Does it matter? Inevitably, Tommy does begin to respect his captors, and the line between kidnapped and kin begins to blur. He bonds with their actual son, the straight-laced Jonathan, and inadvertently helps Chris spice up his marriage. There’s even a sequence where the family celebrates Tommy’s birthday by drugging and transporting him to a cookout in the countryside. What a heartwarming scene—and not a phone in sight! Make no mistake, this Stockholm Syndrome runs both ways: during an unsettling scene where Kathryn disciplines Jonathan, she tells him to “destroy what destroys you,” cluing us in to a particular emotion that may have driven the couple to kidnap Tommy.
Of course, the road to hell is paved with good intentions. Komasa is not interested in playing with expectations, and the Polish director’s English-language debut does not pretend to be a straightforward thriller for long.

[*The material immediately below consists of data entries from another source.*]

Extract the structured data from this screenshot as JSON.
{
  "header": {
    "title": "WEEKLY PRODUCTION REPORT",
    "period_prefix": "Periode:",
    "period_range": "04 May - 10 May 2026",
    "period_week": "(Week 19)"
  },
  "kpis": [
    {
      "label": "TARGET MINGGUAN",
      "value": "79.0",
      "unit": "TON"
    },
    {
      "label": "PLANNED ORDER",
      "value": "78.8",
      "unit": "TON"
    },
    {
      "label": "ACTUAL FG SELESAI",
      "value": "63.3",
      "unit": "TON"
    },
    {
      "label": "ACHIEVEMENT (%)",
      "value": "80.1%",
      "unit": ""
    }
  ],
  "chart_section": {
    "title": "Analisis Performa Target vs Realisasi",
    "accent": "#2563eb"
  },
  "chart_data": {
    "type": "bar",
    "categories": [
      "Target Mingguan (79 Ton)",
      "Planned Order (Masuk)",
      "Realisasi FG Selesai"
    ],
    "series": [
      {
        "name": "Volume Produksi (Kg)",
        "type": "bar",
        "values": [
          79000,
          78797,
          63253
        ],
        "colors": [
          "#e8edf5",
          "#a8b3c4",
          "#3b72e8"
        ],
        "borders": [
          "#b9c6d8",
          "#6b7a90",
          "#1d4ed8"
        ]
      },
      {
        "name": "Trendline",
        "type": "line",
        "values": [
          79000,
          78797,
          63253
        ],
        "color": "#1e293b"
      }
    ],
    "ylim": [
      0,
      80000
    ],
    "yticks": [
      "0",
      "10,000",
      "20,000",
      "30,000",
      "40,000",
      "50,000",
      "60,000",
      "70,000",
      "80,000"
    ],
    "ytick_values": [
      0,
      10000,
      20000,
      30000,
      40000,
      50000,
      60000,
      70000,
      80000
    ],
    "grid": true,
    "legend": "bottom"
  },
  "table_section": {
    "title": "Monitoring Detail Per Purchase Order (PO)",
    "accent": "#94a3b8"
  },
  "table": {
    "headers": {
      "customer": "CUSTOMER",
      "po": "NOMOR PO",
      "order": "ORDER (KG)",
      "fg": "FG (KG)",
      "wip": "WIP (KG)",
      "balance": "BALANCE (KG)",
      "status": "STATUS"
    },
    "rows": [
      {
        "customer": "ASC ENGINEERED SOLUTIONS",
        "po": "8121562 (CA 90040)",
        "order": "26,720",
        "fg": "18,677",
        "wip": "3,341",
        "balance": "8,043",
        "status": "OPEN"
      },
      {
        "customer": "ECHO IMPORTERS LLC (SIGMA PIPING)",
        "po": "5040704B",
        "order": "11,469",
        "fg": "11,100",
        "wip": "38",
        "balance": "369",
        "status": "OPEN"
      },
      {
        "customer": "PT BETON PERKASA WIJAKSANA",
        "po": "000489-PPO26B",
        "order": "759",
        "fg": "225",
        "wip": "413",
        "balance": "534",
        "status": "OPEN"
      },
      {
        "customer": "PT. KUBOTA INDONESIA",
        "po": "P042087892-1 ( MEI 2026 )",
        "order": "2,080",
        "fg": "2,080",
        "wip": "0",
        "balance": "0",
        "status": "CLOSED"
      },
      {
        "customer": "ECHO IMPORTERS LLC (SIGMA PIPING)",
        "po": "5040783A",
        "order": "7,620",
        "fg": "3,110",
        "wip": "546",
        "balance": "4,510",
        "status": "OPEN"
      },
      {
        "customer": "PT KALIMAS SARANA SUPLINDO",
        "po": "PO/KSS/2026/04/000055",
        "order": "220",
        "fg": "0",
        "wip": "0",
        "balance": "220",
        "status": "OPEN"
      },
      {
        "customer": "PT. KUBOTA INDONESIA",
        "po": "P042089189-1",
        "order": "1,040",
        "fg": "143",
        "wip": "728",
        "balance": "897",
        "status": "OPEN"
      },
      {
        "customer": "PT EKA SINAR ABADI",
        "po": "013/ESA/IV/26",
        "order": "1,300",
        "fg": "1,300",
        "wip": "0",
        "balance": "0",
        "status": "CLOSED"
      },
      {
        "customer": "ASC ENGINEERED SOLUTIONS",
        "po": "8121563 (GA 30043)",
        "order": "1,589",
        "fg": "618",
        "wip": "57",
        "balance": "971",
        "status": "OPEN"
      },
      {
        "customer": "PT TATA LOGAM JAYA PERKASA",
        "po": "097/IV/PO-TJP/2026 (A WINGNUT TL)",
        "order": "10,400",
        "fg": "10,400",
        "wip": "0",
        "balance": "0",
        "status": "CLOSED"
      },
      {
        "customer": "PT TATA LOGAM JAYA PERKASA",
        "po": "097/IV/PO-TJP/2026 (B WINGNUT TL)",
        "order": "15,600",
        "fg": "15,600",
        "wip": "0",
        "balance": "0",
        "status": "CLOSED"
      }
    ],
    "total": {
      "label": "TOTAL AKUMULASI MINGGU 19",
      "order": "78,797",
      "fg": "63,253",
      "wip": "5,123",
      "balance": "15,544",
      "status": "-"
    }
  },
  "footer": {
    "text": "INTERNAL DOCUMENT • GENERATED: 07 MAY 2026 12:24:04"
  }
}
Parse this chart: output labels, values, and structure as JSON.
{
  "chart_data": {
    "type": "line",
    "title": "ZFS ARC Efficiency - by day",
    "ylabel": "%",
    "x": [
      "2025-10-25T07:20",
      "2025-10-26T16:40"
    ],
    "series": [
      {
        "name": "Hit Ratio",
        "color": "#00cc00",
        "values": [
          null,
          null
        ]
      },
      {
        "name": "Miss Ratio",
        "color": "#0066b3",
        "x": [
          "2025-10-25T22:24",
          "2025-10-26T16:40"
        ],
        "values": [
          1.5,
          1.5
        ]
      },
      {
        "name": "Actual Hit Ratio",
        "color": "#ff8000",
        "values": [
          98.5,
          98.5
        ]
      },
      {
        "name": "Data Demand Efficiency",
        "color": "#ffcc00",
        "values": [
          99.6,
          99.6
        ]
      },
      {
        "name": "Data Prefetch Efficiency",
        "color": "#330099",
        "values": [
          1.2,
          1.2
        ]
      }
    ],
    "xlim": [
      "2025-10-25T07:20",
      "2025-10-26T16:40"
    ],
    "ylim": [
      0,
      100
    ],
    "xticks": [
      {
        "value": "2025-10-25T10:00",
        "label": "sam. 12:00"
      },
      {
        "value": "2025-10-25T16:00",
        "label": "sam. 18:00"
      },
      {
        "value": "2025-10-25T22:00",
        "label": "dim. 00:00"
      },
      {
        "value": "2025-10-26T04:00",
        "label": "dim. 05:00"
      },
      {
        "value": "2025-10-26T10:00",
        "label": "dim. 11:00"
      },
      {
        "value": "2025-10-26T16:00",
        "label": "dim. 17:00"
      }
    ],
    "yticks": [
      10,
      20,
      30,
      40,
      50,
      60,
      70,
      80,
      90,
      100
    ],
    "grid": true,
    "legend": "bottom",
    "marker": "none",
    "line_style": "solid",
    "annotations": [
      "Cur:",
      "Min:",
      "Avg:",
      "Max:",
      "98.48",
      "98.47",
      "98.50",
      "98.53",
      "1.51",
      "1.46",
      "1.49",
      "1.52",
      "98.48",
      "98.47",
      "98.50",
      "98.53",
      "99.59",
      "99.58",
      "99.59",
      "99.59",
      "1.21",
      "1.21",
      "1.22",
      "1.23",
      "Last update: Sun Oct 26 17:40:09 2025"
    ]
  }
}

Heel is blackly comedic and subtly stylish, but it’s mostly a family drama, exploring nature and nurture as well as just how effective locking someone in their room can be. The family sits down to watch Ken Loach’s Kes, at one point, bringing a tear to Tommy’s eye. Perhaps a reminder that he is the falcon in this scenario. “We treat people with respect in this house,” warns Chris early on. While horrific, is Tommy not being treated with the respect he deserves?

Well, no. But later scenes will leave you unsure what’s good and bad or right and wrong anymore, and in that sense, Komasa has done justice to the premise. We all expect that going in, obviously—what makes so many of these films average is that there is, oftentimes, a nugget of golden provocation in the last five minutes, but also 90 minutes of repetition and overt foreshadowing to be waded through first. While Heel is guilty of both, it also knows that juicy performances are what keep the audience from making a run for the exit themselves.
With Graham and Riseborough to keep us company, Heel is consistently watchable: Graham perfectly channels the neurosis of a man who equates smoking with the fall of Western civilization, and the ever-reliable Riseborough, long a telltale sign of a solid flick, floats through the house like a ghost before cutting through the fog with her warm smile. Boon, too, proves both charming and sympathetic. It’s the ending that risks leaving a bad taste, as Komasa fully embraces the twisted instincts of the script.
Heel is a uniquely ambidextrous study of the found family trope, shining light on the thin line between love and tyranny while feeding the push-and-pull of taking sides, all without ever forgetting the scene that came before it (and yes, we’re still discussing the film about kidnapping a teenager). Though comparable to early Yorgos Lanthimos, Heel tempers its shocking cruelty by focusing on the stellar performances that hold its unique family together. This is a black dramedy that has a heart, too, in its own wicked way.